Saturday, September 22, 2012

What A Week

Has there even been a week like this in presidential politics?  When more than a month from the final vote tally, one candidate seems to be going down in flames?  According to prominent members of his own party?

New poll numbers tell the continuing story.  The National Journal poll has President Obama up 50-43.  Reason/Rupe (whoever they are) has Obama at 52% to Romney at 45.  There's some cognitive dissonance in the blizzard of polls done by different methods, including Internet only, while some of the tracking polls (like Gallup) are diverging possibly because they don't call cell phones.  But the consensus on the polls in general is that the Obama bounce is remaining bouyant--it's no longer a bounce, it's a trend.  Moreover, undecideds are breaking for Obama.  And the full polling effect of the Romney video has yet to be felt.

Prudence suggests waiting to see what else happens, but when GOPers themselves are treating Romney as dead man walking, it's hard not to buy into the conclusion  Alex Koppleman looks at the math in the New Yorker and concludes:

 Yes, there’s still a decent amount of time left before Election Day—but only in theory. In all the time he’s had so far, Romney’s been almost entirely unable to get much momentum going in the swing states, and has basically failed to expand his map to traditionally Democratic states. And now, to make matters worse, we find out that he doesn’t seem to have the financial or airtime advantage over Obama that we all thought he would. Plus, early voting has already begun in many states; it will start in plenty more soon. Considered in that light, six and a half weeks starts looking like nothing more than just enough time to go through the motions of the end of a losing campaign.

In the midst of this there was this moment on the Romney campaign, on the tarmac near the candidate's plane, when a pool reporter asked Romney if he planned to campaign harder from now to the end.  Here's Romney's reply: "Ha ha. We’re in the stretch aren’t we? Look at those clouds. It’s beautiful,” he said, pointing to the sky. “Look at those things.”
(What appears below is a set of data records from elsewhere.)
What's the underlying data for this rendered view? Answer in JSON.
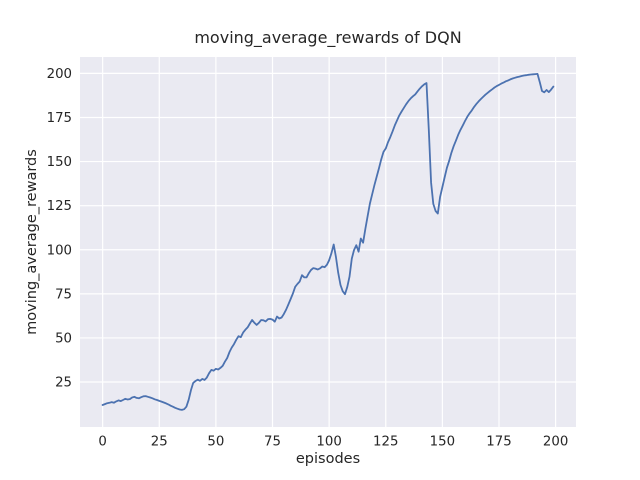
{
  "title": "moving_average_rewards of DQN",
  "colors": {
    "line": "#4c72b0",
    "plot_background": "#eaeaf2",
    "grid": "#ffffff",
    "text": "#262626",
    "figure_background": "#ffffff"
  },
  "chart_data": {
    "type": "line",
    "title": "moving_average_rewards of DQN",
    "xlabel": "episodes",
    "ylabel": "moving_average_rewards",
    "xlim": [
      -10,
      209
    ],
    "ylim": [
      -0.5,
      209.3
    ],
    "xticks": [
      0,
      25,
      50,
      75,
      100,
      125,
      150,
      175,
      200
    ],
    "yticks": [
      25,
      50,
      75,
      100,
      125,
      150,
      175,
      200
    ],
    "grid": true,
    "legend": "none",
    "line_color": "#4c72b0",
    "plot_background": "#eaeaf2",
    "series": [
      {
        "name": "moving_average_rewards",
        "points": [
          [
            0,
            12
          ],
          [
            1,
            12.5
          ],
          [
            2,
            13
          ],
          [
            3,
            13.2
          ],
          [
            4,
            13.6
          ],
          [
            5,
            13.3
          ],
          [
            6,
            14
          ],
          [
            7,
            14.6
          ],
          [
            8,
            14.2
          ],
          [
            9,
            14.8
          ],
          [
            10,
            15.5
          ],
          [
            11,
            15.1
          ],
          [
            12,
            15.3
          ],
          [
            13,
            16.2
          ],
          [
            14,
            16.6
          ],
          [
            15,
            16
          ],
          [
            16,
            15.8
          ],
          [
            17,
            16.4
          ],
          [
            18,
            16.9
          ],
          [
            19,
            17
          ],
          [
            20,
            16.6
          ],
          [
            21,
            16.2
          ],
          [
            22,
            15.8
          ],
          [
            23,
            15.2
          ],
          [
            24,
            14.8
          ],
          [
            25,
            14.3
          ],
          [
            26,
            13.9
          ],
          [
            27,
            13.4
          ],
          [
            28,
            12.9
          ],
          [
            29,
            12.3
          ],
          [
            30,
            11.6
          ],
          [
            31,
            11
          ],
          [
            32,
            10.4
          ],
          [
            33,
            9.9
          ],
          [
            34,
            9.4
          ],
          [
            35,
            9.2
          ],
          [
            36,
            9.6
          ],
          [
            37,
            11
          ],
          [
            38,
            15
          ],
          [
            39,
            20.5
          ],
          [
            40,
            24.5
          ],
          [
            41,
            25.6
          ],
          [
            42,
            26.3
          ],
          [
            43,
            25.7
          ],
          [
            44,
            26.8
          ],
          [
            45,
            26.2
          ],
          [
            46,
            27.5
          ],
          [
            47,
            30
          ],
          [
            48,
            31.9
          ],
          [
            49,
            31.4
          ],
          [
            50,
            32.5
          ],
          [
            51,
            32.1
          ],
          [
            52,
            33
          ],
          [
            53,
            34.2
          ],
          [
            54,
            36.5
          ],
          [
            55,
            38.6
          ],
          [
            56,
            42
          ],
          [
            57,
            44.5
          ],
          [
            58,
            46.5
          ],
          [
            59,
            49
          ],
          [
            60,
            51
          ],
          [
            61,
            50.4
          ],
          [
            62,
            53
          ],
          [
            63,
            54.6
          ],
          [
            64,
            56
          ],
          [
            65,
            58.2
          ],
          [
            66,
            60.2
          ],
          [
            67,
            58.6
          ],
          [
            68,
            57.4
          ],
          [
            69,
            58.6
          ],
          [
            70,
            60.2
          ],
          [
            71,
            60
          ],
          [
            72,
            59.4
          ],
          [
            73,
            60.6
          ],
          [
            74,
            60.8
          ],
          [
            75,
            60.4
          ],
          [
            76,
            59.2
          ],
          [
            77,
            62.1
          ],
          [
            78,
            61
          ],
          [
            79,
            61.6
          ],
          [
            80,
            63.5
          ],
          [
            81,
            66
          ],
          [
            82,
            69
          ],
          [
            83,
            72
          ],
          [
            84,
            75.2
          ],
          [
            85,
            79
          ],
          [
            86,
            80.6
          ],
          [
            87,
            82
          ],
          [
            88,
            85.6
          ],
          [
            89,
            84.4
          ],
          [
            90,
            84.3
          ],
          [
            91,
            86.6
          ],
          [
            92,
            88.5
          ],
          [
            93,
            89.6
          ],
          [
            94,
            89.3
          ],
          [
            95,
            88.8
          ],
          [
            96,
            89.5
          ],
          [
            97,
            90.5
          ],
          [
            98,
            90.1
          ],
          [
            99,
            91.5
          ],
          [
            100,
            94
          ],
          [
            101,
            98
          ],
          [
            102,
            103
          ],
          [
            103,
            96
          ],
          [
            104,
            87
          ],
          [
            105,
            80
          ],
          [
            106,
            76.5
          ],
          [
            107,
            74.8
          ],
          [
            108,
            79
          ],
          [
            109,
            84.7
          ],
          [
            110,
            95
          ],
          [
            111,
            99.8
          ],
          [
            112,
            102.6
          ],
          [
            113,
            98.9
          ],
          [
            114,
            106.4
          ],
          [
            115,
            104
          ],
          [
            116,
            112
          ],
          [
            117,
            119
          ],
          [
            118,
            126.2
          ],
          [
            119,
            131.5
          ],
          [
            120,
            136.6
          ],
          [
            121,
            141.5
          ],
          [
            122,
            146.3
          ],
          [
            123,
            151.2
          ],
          [
            124,
            155.5
          ],
          [
            125,
            157.5
          ],
          [
            126,
            161
          ],
          [
            127,
            163.9
          ],
          [
            128,
            167
          ],
          [
            129,
            170.5
          ],
          [
            130,
            173.4
          ],
          [
            131,
            176.2
          ],
          [
            132,
            178.4
          ],
          [
            133,
            180.5
          ],
          [
            134,
            182.5
          ],
          [
            135,
            184.3
          ],
          [
            136,
            185.8
          ],
          [
            137,
            187
          ],
          [
            138,
            188.1
          ],
          [
            139,
            189.8
          ],
          [
            140,
            191.3
          ],
          [
            141,
            192.7
          ],
          [
            142,
            193.8
          ],
          [
            143,
            194.5
          ],
          [
            144,
            168
          ],
          [
            145,
            138
          ],
          [
            146,
            126
          ],
          [
            147,
            122
          ],
          [
            148,
            120.5
          ],
          [
            149,
            130
          ],
          [
            150,
            135.6
          ],
          [
            151,
            141
          ],
          [
            152,
            146.5
          ],
          [
            153,
            150.5
          ],
          [
            154,
            155
          ],
          [
            155,
            158.8
          ],
          [
            156,
            162
          ],
          [
            157,
            165.2
          ],
          [
            158,
            168
          ],
          [
            159,
            170.5
          ],
          [
            160,
            173
          ],
          [
            161,
            175.4
          ],
          [
            162,
            177.4
          ],
          [
            163,
            179
          ],
          [
            164,
            181
          ],
          [
            165,
            182.6
          ],
          [
            166,
            184.1
          ],
          [
            167,
            185.5
          ],
          [
            168,
            186.7
          ],
          [
            169,
            187.9
          ],
          [
            170,
            189
          ],
          [
            171,
            190
          ],
          [
            172,
            191
          ],
          [
            173,
            192
          ],
          [
            174,
            192.8
          ],
          [
            175,
            193.5
          ],
          [
            176,
            194.2
          ],
          [
            177,
            194.8
          ],
          [
            178,
            195.5
          ],
          [
            179,
            196
          ],
          [
            180,
            196.6
          ],
          [
            181,
            197.1
          ],
          [
            182,
            197.5
          ],
          [
            183,
            197.9
          ],
          [
            184,
            198.2
          ],
          [
            185,
            198.5
          ],
          [
            186,
            198.8
          ],
          [
            187,
            199
          ],
          [
            188,
            199.2
          ],
          [
            189,
            199.4
          ],
          [
            190,
            199.5
          ],
          [
            191,
            199.6
          ],
          [
            192,
            199.7
          ],
          [
            193,
            195
          ],
          [
            194,
            190
          ],
          [
            195,
            189.3
          ],
          [
            196,
            190.6
          ],
          [
            197,
            189.4
          ],
          [
            198,
            190.8
          ],
          [
            199,
            192.5
          ]
        ]
      }
    ]
  }
}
Meanwhile, President Obama was integrating a little more from the infamous Romney video into his stump speech every day.  In Virginia he said, "I don't see a lot of victims in this crowd today," and gave a shout out to all those who do get tax breaks but for good reason and to good effect for their lives and future--students, single mothers, retraining workers, retirees.  Romney's "47%" comments have provided him with the opportunity not only to knock them down directly, but to pivot to his signature theme of we're all in this together--including the 47% who didn't vote for him last time.  The Obama campaign pledges to stay aggressive.

Meanwhile, his vp running mate got some surprising news.  With the media attributing the Dems post-convention success to Bill Clinton's speech, it turns out not to have been the most watched speech of the conventions.  Nor was President Obama's.


The highest TV rating for any speaker in either convention was Joe Biden (14.7)  President Obama was second, Mitt Romney third, and Bill Clinton was fourth.

A percentage point below Clinton was Clint Eastwood.  Michelle Obama came in 7th, and Ann Romney 10th (just behind Paul Ryan.)


The major remaining victory strategy for Romney and the GOPers remains state voter suppression.  It's the subject of a New York Review of Books essay by veteran reporter Elizabeth Drew.  She concludes:

"Having covered Watergate and the impeachment of Richard Nixon, and more recently written a biography of Nixon, I believe that the wrongdoing we are seeing in this election is more menacing even than what went on then. Watergate was a struggle over the Constitutional powers and accountability of a president, and, alarmingly, the president and his aides attempted to interfere with the nominating process of the opposition party. But the current voting rights issue is even more serious: it’s a coordinated attempt by a political party to fix the result of a presidential election by restricting the opportunities of members of the opposition party’s constituency—most notably blacks—to exercise a Constitutional right.

This is the worst thing that has happened to our democratic election system since the late nineteenth century, when legislatures in southern states systematically negated the voting rights blacks had won in the Fifteenth Amendment to the Constitution."